Unlike other autodiff frameworks like Zygote, ForwardDiff only supports functions with a single array argument. I think a good solution is to use a ComponentArray instead of a tuple

KotaAihara · April 2, 2023, 1:39am

Thank you for your reply.

Could you teach me how to maximize this quassi likelihood function using Zygote.jl or Optim.jl?

using Optim
using ComponentArrays
using Plots
using LaTeXStrings


function g(params; X,T)
    a,b,k,c,π,μ_vec,V = params
    term1 = Dxt .* (a .+ b * k' + c .* π' ) - Ext .* exp.( a .+ b * k' + c .* π') 
    term2 = (k - μ_vec)' * (V \ (k - μ_vec) )
    return sum(term1) - term2 / 2
end  


params = ComponentArray(a = a0, b = b0, k = k0, c = c0, π = π0, μ_vec = μ0_vec, V = V0)
g(params;X,T)
#jacoian of g
dg(params) = ForwardDiff.gradient(param -> g(param; X = X, T = T),params)
#Hessian of g
ddg(params) = ForwardDiff.hessian(param -> g(param; X = X, T = T),params)

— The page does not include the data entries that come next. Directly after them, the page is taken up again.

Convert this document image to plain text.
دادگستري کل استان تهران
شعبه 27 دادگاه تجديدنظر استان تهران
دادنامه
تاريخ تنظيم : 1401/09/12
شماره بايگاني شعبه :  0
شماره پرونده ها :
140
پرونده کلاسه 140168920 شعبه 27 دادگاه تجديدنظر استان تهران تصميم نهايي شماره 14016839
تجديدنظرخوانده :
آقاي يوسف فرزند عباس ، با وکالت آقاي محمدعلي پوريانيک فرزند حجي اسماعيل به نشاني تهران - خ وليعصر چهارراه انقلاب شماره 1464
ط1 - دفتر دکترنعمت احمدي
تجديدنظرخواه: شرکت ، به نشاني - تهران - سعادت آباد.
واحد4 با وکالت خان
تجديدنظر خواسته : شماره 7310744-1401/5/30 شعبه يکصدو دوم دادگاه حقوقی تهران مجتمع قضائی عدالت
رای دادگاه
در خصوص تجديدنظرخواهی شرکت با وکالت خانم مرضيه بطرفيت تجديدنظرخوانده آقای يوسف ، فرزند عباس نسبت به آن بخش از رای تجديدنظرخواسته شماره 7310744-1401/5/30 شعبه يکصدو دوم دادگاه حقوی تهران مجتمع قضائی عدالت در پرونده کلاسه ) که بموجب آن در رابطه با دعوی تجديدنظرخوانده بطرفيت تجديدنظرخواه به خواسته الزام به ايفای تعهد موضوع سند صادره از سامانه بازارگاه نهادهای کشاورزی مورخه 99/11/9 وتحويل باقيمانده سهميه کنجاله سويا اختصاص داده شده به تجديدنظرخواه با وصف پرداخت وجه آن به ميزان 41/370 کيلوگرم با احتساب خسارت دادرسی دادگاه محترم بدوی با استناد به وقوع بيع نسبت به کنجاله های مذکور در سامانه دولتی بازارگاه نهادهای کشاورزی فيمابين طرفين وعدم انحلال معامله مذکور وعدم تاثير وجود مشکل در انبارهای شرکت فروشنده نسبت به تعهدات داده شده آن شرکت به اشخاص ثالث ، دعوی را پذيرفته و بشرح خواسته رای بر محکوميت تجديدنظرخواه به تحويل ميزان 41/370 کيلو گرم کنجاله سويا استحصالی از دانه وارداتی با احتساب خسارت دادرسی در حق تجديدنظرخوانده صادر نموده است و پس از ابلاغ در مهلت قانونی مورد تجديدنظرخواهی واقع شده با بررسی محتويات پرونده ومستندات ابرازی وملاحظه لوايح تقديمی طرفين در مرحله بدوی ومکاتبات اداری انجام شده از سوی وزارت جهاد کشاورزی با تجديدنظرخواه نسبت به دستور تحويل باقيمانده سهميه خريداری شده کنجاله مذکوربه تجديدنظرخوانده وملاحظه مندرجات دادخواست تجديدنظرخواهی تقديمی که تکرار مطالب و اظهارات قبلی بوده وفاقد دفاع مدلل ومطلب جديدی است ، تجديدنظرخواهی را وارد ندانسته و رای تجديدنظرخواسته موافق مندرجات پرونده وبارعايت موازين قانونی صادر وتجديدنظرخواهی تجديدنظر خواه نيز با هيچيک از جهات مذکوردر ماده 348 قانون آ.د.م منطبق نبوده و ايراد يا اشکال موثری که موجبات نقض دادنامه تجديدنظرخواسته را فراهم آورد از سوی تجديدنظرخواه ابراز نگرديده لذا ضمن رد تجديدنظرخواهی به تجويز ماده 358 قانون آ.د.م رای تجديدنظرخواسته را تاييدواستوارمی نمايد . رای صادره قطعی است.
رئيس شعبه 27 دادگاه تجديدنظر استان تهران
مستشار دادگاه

#get solution of Optimization by Newton method
result = Optim.optimize(-g, -dg, -ddg, params, Optim.Newton(), Optim.Options(g_tol = 1e-10, iterations = 1000))

I got this error

MethodError: no method matching -(::typeof(g)) Closest candidates are: -(::Any, ::AbstractThunk) at ~/.julia/packages/ChainRulesCore/a4mIA/src/tangent_types/thunks.jl:35 -(::Any, ::ZeroTangent) at ~/.julia/packages/ChainRulesCore/a4mIA/src/tangent_arithmetic.jl:102 -(::Any, ::NoTangent) at ~/.julia/packages/ChainRulesCore/a4mIA/src/tangent_arithmetic.jl:62 … Stacktrace: [1] top-level scope @ In[122]:23

gdalle · April 2, 2023, 7:58am

Trying to interpret error stacktraces in Julia is difficult at first, but it’s a worthy skill to acquire! What do you think this error means? Here’s a clue: -(typeof(g)) means that you’re trying to apply the function - (“minus”) to an object that has the same type as g (in this case the function g itself)